Every change has ripple effects. I always check whether related artifacts are included:

  • Are there tests for new behavior?
    Not just generic coverage — but meaningful tests, including edge cases. For bug fixes, test-first (TDD) is a great way to confirm the issue and prevent regression.
  • Are configurations updated? This includes environment settings, deployment files, and feature flags.
  • Is documentation updated where relevant? Especially important for breaking changes, manual configuration, or anything that impacts the user.

Yes, documentation tends to drift. But that’s often because it’s not reviewed alongside the code. Keeping docs close (in the repo) and including them in reviews reduces this problem.

What I Don’t Review (Manually)

I don’t waste time on formatting, indentation, or naming conventions — those are for automated tools. Human attention is better spent on logic, structure, and intent.

Let the tools handle the rest.
See Let the Tools Do Their Job for how to configure formatters, linters, and static analysis effectively.

Conclusion

Code reviews are not about perfection.

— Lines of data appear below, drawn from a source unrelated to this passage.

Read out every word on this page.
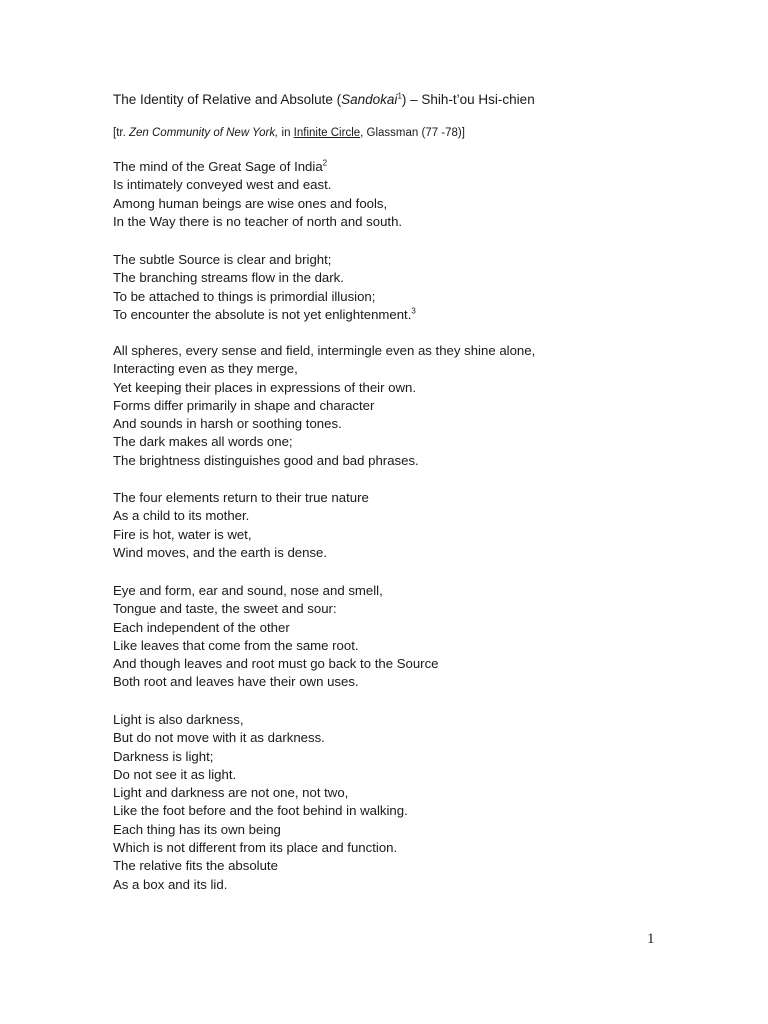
The Identity of Relative and Absolute (Sandokai$^1$) – Shih-t’ou Hsi-chien
[tr. Zen Community of New York, in Infinite Circle, Glassman (77 -78)]
The mind of the Great Sage of India$^2$
Is intimately conveyed west and east.
Among human beings are wise ones and fools,
In the Way there is no teacher of north and south.
The subtle Source is clear and bright;
The branching streams flow in the dark.
To be attached to things is primordial illusion;
To encounter the absolute is not yet enlightenment.$^3$
All spheres, every sense and field, intermingle even as they shine alone,
Interacting even as they merge,
Yet keeping their places in expressions of their own.
Forms differ primarily in shape and character
And sounds in harsh or soothing tones.
The dark makes all words one;
The brightness distinguishes good and bad phrases.
The four elements return to their true nature
As a child to its mother.
Fire is hot, water is wet,
Wind moves, and the earth is dense.
Eye and form, ear and sound, nose and smell,
Tongue and taste, the sweet and sour:
Each independent of the other
Like leaves that come from the same root.
And though leaves and root must go back to the Source
Both root and leaves have their own uses.
Light is also darkness,
But do not move with it as darkness.
Darkness is light;
Do not see it as light.
Light and darkness are not one, not two,
Like the foot before and the foot behind in walking.
Each thing has its own being
Which is not different from its place and function.
The relative fits the absolute
As a box and its lid.
1
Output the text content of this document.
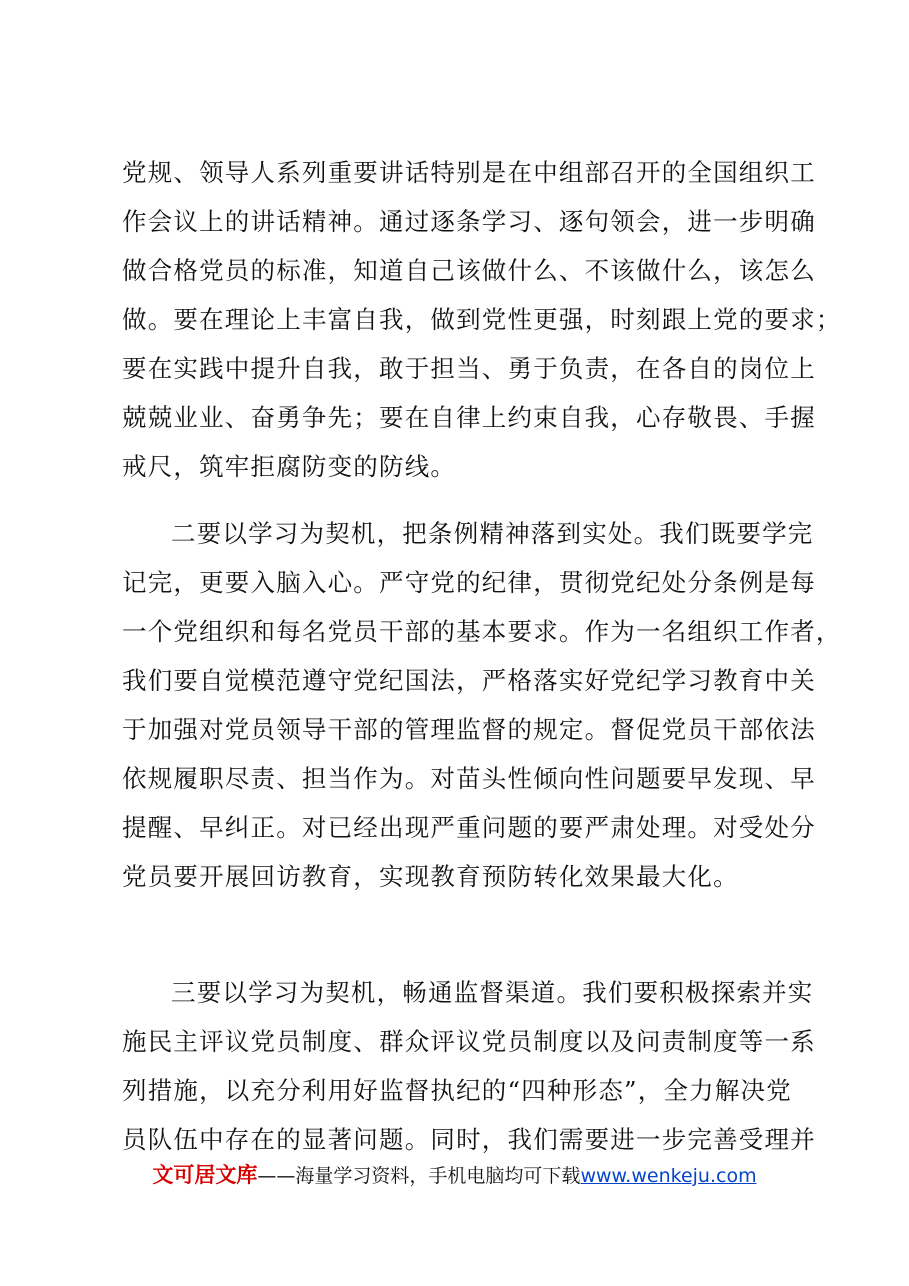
党规、领导人系列重要讲话特别是在中组部召开的全国组织工
作会议上的讲话精神。通过逐条学习、逐句领会，进一步明确
做合格党员的标准，知道自己该做什么、不该做什么，该怎么
做。要在理论上丰富自我，做到党性更强，时刻跟上党的要求；
要在实践中提升自我，敢于担当、勇于负责，在各自的岗位上
兢兢业业、奋勇争先；要在自律上约束自我，心存敬畏、手握
戒尺，筑牢拒腐防变的防线。

二要以学习为契机，把条例精神落到实处。我们既要学完
记完，更要入脑入心。严守党的纪律，贯彻党纪处分条例是每
一个党组织和每名党员干部的基本要求。作为一名组织工作者，
我们要自觉模范遵守党纪国法，严格落实好党纪学习教育中关
于加强对党员领导干部的管理监督的规定。督促党员干部依法
依规履职尽责、担当作为。对苗头性倾向性问题要早发现、早
提醒、早纠正。对已经出现严重问题的要严肃处理。对受处分
党员要开展回访教育，实现教育预防转化效果最大化。

三要以学习为契机，畅通监督渠道。我们要积极探索并实
施民主评议党员制度、群众评议党员制度以及问责制度等一系
列措施，以充分利用好监督执纪的“四种形态”，全力解决党
员队伍中存在的显著问题。同时，我们需要进一步完善受理并

文可居文库——海量学习资料，手机电脑均可下载www.wenkeju.com
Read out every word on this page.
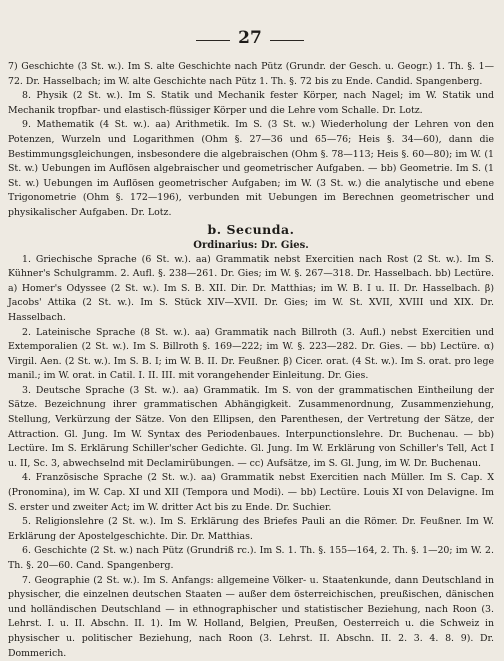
27

7) Geschichte (3 St. w.). Im S. alte Geschichte nach Pütz (Grundr. der Gesch. u. Geogr.) 1. Th. §. 1—72. Dr. Hasselbach; im W. alte Geschichte nach Pütz 1. Th. §. 72 bis zu Ende. Candid. Spangenberg.

8. Physik (2 St. w.). Im S. Statik und Mechanik fester Körper, nach Nagel; im W. Statik und Mechanik tropfbar- und elastisch-flüssiger Körper und die Lehre vom Schalle. Dr. Lotz.

9. Mathematik (4 St. w.). aa) Arithmetik. Im S. (3 St. w.) Wiederholung der Lehren von den Potenzen, Wurzeln und Logarithmen (Ohm §. 27—36 und 65—76; Heis §. 34—60), dann die Bestimmungsgleichungen, insbesondere die algebraischen (Ohm §. 78—113; Heis §. 60—80); im W. (1 St. w.) Uebungen im Auflösen algebraischer und geometrischer Aufgaben. — bb) Geometrie. Im S. (1 St. w.) Uebungen im Auflösen geometrischer Aufgaben; im W. (3 St. w.) die analytische und ebene Trigonometrie (Ohm §. 172—196), verbunden mit Uebungen im Berechnen geometrischer und physikalischer Aufgaben. Dr. Lotz.

b. Secunda.
Ordinarius: Dr. Gies.

1. Griechische Sprache (6 St. w.). aa) Grammatik nebst Exercitien nach Rost (2 St. w.). Im S. Kühner's Schulgramm. 2. Aufl. §. 238—261. Dr. Gies; im W. §. 267—318. Dr. Hasselbach. bb) Lectüre. a) Homer's Odyssee (2 St. w.). Im S. B. XII. Dir. Dr. Matthias; im W. B. I u. II. Dr. Hasselbach. β) Jacobs' Attika (2 St. w.). Im S. Stück XIV—XVII. Dr. Gies; im W. St. XVII, XVIII und XIX. Dr. Hasselbach.

2. Lateinische Sprache (8 St. w.). aa) Grammatik nach Billroth (3. Aufl.) nebst Exercitien und Extemporalien (2 St. w.). Im S. Billroth §. 169—222; im W. §. 223—282. Dr. Gies. — bb) Lectüre. α) Virgil. Aen. (2 St. w.). Im S. B. I; im W. B. II. Dr. Feußner. β) Cicer. orat. (4 St. w.). Im S. orat. pro lege manil.; im W. orat. in Catil. I. II. III. mit vorangehender Einleitung. Dr. Gies.

3. Deutsche Sprache (3 St. w.). aa) Grammatik. Im S. von der grammatischen Eintheilung der Sätze. Bezeichnung ihrer grammatischen Abhängigkeit. Zusammenordnung, Zusammenziehung, Stellung, Verkürzung der Sätze. Von den Ellipsen, den Parenthesen, der Vertretung der Sätze, der Attraction. Gl. Jung. Im W. Syntax des Periodenbaues. Interpunctionslehre. Dr. Buchenau. — bb) Lectüre. Im S. Erklärung Schiller'scher Gedichte. Gl. Jung. Im W. Erklärung von Schiller's Tell, Act I u. II, Sc. 3, abwechselnd mit Declamirübungen. — cc) Aufsätze, im S. Gl. Jung, im W. Dr. Buchenau.

4. Französische Sprache (2 St. w.). aa) Grammatik nebst Exercitien nach Müller. Im S. Cap. X (Pronomina), im W. Cap. XI und XII (Tempora und Modi). — bb) Lectüre. Louis XI von Delavigne. Im S. erster und zweiter Act; im W. dritter Act bis zu Ende. Dr. Suchier.

5. Religionslehre (2 St. w.). Im S. Erklärung des Briefes Pauli an die Römer. Dr. Feußner. Im W. Erklärung der Apostelgeschichte. Dir. Dr. Matthias.

6. Geschichte (2 St. w.) nach Pütz (Grundriß rc.). Im S. 1. Th. §. 155—164, 2. Th. §. 1—20; im W. 2. Th. §. 20—60. Cand. Spangenberg.

7. Geographie (2 St. w.). Im S. Anfangs: allgemeine Völker- u. Staatenkunde, dann Deutschland in physischer, die einzelnen deutschen Staaten — außer dem österreichischen, preußischen, dänischen und holländischen Deutschland — in ethnographischer und statistischer Beziehung, nach Roon (3. Lehrst. I. u. II. Abschn. II. 1). Im W. Holland, Belgien, Preußen, Oesterreich u. die Schweiz in physischer u. politischer Beziehung, nach Roon (3. Lehrst. II. Abschn. II. 2. 3. 4. 8. 9). Dr. Dommerich.
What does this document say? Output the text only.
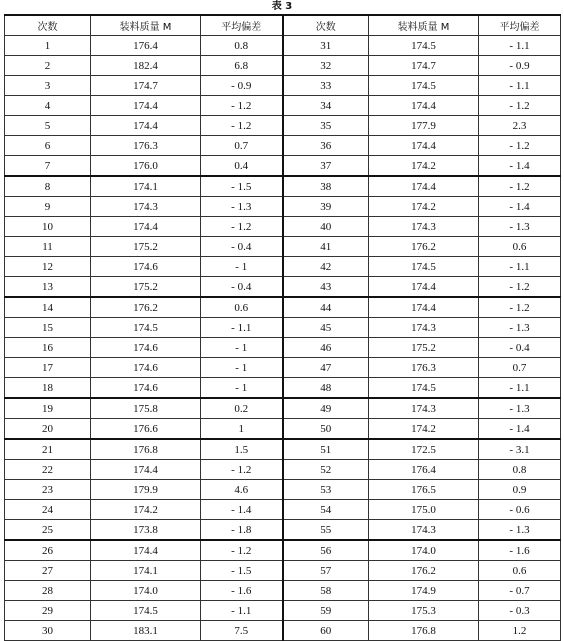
表 3
次数	装料质量 M	平均偏差	次数	装料质量 M	平均偏差
1	176.4	0.8	31	174.5	- 1.1
2	182.4	6.8	32	174.7	- 0.9
3	174.7	- 0.9	33	174.5	- 1.1
4	174.4	- 1.2	34	174.4	- 1.2
5	174.4	- 1.2	35	177.9	2.3
6	176.3	0.7	36	174.4	- 1.2
7	176.0	0.4	37	174.2	- 1.4
8	174.1	- 1.5	38	174.4	- 1.2
9	174.3	- 1.3	39	174.2	- 1.4
10	174.4	- 1.2	40	174.3	- 1.3
11	175.2	- 0.4	41	176.2	0.6
12	174.6	- 1	42	174.5	- 1.1
13	175.2	- 0.4	43	174.4	- 1.2
14	176.2	0.6	44	174.4	- 1.2
15	174.5	- 1.1	45	174.3	- 1.3
16	174.6	- 1	46	175.2	- 0.4
17	174.6	- 1	47	176.3	0.7
18	174.6	- 1	48	174.5	- 1.1
19	175.8	0.2	49	174.3	- 1.3
20	176.6	1	50	174.2	- 1.4
21	176.8	1.5	51	172.5	- 3.1
22	174.4	- 1.2	52	176.4	0.8
23	179.9	4.6	53	176.5	0.9
24	174.2	- 1.4	54	175.0	- 0.6
25	173.8	- 1.8	55	174.3	- 1.3
26	174.4	- 1.2	56	174.0	- 1.6
27	174.1	- 1.5	57	176.2	0.6
28	174.0	- 1.6	58	174.9	- 0.7
29	174.5	- 1.1	59	175.3	- 0.3
30	183.1	7.5	60	176.8	1.2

They’re about maintaining trust in the codebase, improving clarity, and helping each other grow.

By focusing on what matters — suitability, clarity, respect, and supporting artifacts — and offloading repetitive checks to automation, we make reviews more valuable, less tedious, and easier to maintain over time.

This checklist is not a full process. It’s the lens I use in most projects. Use what fits your team, and adapt it to your context.